Внизу, на покрытой льдом реке, молодежь устраивала свои игры:
одна ватага слепила из снега крепость и теперь готовилась защищать
ее от захватчиков, а вторая — собиралась напасть. Игра еще только
начиналась, соперники пока не сражались — больше подначивали друг
друга угрозами и насмешками, и, судя по тому, как зло и
оскорбительно шутили некоторые остряки, все могло закончиться
настоящей дракой. Захватчиками командовал наследник кнеза Вадана
Горан — Озавир узнал его по приметному полушубку из пятнистой шкуры
снежного барса. Здоровый, плечистый парень, под стать отцу: по
прикидкам ему было лет пятнадцать, но выглядел он значительно
старше.
На берегу толпились зрители: стайки девушек в ярких платках,
наверное, выглядывали женихов, ведь в потешных армиях собрались
сыновья вождей и самых видных дружинников. Тетки-селянки
посмеивались и щелкали орешки; зрелые мужи, вспоминая молодость,
травили байки и на свой лад напутствовали молодежь. Только один
человек, согнувшись под долгополой лисьей шубой и опершись на
костыль, стоял в стороне от общего веселья, не присоединяясь ни к
одной компании. И его можно было узнать сразу — старший сын Вадана,
лишенный наследства из-за телесной немощи.

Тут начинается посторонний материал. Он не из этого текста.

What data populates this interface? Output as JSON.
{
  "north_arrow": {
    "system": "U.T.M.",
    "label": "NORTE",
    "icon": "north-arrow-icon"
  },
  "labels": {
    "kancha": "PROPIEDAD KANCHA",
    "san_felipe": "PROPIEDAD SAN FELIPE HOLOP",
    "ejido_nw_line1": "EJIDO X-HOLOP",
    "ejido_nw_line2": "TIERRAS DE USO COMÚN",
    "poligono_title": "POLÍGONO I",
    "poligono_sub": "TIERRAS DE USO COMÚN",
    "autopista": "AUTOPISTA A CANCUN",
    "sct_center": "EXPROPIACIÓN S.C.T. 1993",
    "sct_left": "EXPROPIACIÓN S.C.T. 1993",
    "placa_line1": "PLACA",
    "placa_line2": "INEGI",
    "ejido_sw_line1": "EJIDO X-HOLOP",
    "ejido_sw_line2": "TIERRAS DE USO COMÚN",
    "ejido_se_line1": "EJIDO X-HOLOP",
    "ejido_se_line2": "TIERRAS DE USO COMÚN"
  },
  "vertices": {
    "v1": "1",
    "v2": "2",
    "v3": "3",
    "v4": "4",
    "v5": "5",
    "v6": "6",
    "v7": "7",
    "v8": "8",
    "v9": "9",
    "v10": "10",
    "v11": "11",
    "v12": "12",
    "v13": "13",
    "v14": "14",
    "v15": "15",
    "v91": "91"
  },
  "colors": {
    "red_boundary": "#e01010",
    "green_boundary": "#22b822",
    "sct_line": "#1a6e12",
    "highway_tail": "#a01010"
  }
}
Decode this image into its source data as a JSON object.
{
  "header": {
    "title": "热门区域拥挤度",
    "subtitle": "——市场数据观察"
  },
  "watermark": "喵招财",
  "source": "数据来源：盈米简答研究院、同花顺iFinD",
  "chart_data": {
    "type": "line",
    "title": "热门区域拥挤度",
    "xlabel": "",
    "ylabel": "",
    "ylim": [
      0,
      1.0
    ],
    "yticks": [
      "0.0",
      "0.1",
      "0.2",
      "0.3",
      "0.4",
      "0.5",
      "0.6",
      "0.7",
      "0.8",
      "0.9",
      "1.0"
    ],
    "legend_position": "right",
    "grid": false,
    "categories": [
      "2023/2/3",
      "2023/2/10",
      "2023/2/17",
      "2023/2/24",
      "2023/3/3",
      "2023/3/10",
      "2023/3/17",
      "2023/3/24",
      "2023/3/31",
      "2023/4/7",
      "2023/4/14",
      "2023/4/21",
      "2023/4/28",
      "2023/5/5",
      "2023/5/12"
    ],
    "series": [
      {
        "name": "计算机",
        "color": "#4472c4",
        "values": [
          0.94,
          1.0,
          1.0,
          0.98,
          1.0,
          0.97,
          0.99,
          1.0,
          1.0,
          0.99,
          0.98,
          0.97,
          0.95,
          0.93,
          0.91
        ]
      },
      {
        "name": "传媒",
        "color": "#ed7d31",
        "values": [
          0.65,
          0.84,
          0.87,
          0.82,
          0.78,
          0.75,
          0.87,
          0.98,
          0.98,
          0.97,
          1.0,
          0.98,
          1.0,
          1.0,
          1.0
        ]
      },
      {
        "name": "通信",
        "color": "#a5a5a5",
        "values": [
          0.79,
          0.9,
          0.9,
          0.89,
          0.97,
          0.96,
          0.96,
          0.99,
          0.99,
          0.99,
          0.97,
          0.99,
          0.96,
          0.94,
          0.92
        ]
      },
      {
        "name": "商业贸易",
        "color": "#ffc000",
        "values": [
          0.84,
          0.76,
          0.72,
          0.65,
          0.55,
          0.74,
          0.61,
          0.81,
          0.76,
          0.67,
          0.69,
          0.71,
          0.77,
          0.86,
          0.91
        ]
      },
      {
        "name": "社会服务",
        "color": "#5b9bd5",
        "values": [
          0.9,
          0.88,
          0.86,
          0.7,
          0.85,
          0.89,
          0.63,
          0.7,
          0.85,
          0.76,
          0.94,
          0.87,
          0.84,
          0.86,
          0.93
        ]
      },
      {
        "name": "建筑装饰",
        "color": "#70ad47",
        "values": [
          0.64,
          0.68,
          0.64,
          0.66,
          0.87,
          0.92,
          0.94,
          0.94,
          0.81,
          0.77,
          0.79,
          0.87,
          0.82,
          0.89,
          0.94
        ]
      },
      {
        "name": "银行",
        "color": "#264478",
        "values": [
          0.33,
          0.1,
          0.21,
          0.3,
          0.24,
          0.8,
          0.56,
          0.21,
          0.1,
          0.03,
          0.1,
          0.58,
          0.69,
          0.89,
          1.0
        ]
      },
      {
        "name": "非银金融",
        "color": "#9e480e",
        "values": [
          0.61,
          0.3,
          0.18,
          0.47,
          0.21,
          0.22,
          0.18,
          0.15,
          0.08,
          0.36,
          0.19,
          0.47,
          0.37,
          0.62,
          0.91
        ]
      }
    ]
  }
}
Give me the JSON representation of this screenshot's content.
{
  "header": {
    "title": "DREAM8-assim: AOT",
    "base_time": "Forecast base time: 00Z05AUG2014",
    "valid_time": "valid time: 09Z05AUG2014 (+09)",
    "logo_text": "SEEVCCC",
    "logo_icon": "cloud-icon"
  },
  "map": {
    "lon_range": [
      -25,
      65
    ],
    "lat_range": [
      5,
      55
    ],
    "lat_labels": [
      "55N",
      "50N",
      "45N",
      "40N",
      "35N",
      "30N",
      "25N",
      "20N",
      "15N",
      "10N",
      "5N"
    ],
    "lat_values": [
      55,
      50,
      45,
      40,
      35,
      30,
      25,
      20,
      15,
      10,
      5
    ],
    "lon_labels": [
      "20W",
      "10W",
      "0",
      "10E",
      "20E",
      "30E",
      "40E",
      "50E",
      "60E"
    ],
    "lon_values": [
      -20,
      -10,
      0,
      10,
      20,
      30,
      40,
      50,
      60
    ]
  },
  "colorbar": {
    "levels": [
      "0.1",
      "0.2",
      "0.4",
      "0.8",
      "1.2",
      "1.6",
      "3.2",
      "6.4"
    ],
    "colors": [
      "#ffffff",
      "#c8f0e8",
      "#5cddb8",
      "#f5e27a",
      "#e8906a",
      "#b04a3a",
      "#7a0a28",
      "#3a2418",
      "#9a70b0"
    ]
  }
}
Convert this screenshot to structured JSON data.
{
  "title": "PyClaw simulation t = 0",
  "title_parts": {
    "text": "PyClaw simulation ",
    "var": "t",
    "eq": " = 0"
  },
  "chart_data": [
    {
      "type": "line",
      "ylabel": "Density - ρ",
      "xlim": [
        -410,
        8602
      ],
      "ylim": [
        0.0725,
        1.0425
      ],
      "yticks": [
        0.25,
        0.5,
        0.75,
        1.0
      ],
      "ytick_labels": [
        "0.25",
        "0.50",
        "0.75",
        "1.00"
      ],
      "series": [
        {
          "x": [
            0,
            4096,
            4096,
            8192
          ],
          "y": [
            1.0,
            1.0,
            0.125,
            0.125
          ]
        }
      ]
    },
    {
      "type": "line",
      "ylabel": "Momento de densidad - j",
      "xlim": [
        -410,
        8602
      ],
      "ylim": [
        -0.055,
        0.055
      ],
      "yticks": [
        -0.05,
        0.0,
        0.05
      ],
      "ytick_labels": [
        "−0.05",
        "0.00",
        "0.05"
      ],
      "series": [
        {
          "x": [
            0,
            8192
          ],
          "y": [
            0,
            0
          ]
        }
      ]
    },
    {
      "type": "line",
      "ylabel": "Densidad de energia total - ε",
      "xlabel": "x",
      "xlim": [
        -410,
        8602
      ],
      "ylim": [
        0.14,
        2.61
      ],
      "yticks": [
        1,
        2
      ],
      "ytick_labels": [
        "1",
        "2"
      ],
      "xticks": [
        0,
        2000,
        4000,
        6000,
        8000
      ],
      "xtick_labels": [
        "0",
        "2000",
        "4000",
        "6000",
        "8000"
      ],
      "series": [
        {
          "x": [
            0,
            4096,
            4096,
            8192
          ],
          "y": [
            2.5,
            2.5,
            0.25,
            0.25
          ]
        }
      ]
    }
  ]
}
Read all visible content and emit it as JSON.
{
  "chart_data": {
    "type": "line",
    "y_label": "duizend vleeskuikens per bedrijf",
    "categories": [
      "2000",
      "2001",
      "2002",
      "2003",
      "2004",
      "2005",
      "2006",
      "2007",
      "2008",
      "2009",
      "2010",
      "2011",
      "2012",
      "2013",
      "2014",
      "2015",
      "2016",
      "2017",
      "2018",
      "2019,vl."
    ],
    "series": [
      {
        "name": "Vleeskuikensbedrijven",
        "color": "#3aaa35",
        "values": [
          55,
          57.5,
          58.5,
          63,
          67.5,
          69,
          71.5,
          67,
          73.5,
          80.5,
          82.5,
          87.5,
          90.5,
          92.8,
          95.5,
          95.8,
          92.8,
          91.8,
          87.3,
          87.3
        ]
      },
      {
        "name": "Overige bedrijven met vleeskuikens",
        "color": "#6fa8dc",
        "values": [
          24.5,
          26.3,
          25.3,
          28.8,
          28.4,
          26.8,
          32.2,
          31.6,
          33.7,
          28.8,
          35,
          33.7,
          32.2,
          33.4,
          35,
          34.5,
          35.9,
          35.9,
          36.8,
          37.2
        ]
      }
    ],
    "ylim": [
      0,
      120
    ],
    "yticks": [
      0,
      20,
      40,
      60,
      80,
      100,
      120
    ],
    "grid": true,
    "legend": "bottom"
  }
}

Оба кнезича здесь… это показалось интересным. Любит ли старший
младшего или ревнует, таит обиду? И на что пришел посмотреть
сегодня — на его победу или поражение? Озавир спустился к реке и
остановился рядом с юношей. Тот тоже узнал нечаянного соседа и,
почти не оборачиваясь, кивнул, вежливо поприветствовав:
— Здравствуй, южный гость. Весело ли тебе на нашем
празднике?
Впрочем, тон оказался не приветливым и не праздничным, юноша был
сердит и раздосадован, что его уединение нарушили, но Озавир сделал
вид, что ничего подобного не заметил.
— Здравствуй и ты…— он чуть запнулся, припоминая имя: в отличие
от младшего сына, старшего кнез вспоминал редко и по имени почти не
называл, — славный Ярмил.
Тут мальчишка дернулся и обернулся, широко раскрыв глаза: с чего
это он вдруг славный?
Мальчишке, да еще и такому хилому, по умгарской традиции
никакого величания не положено, пусть он чей угодно сын — сам-то не
заслужил, но ведь чужеземец знать таких тонкостей не обязан? И
Озавир нарочно вставил вежливое обращение к первородной орбинской
знати, которое по-умгарски звучало и вовсе вызывающе.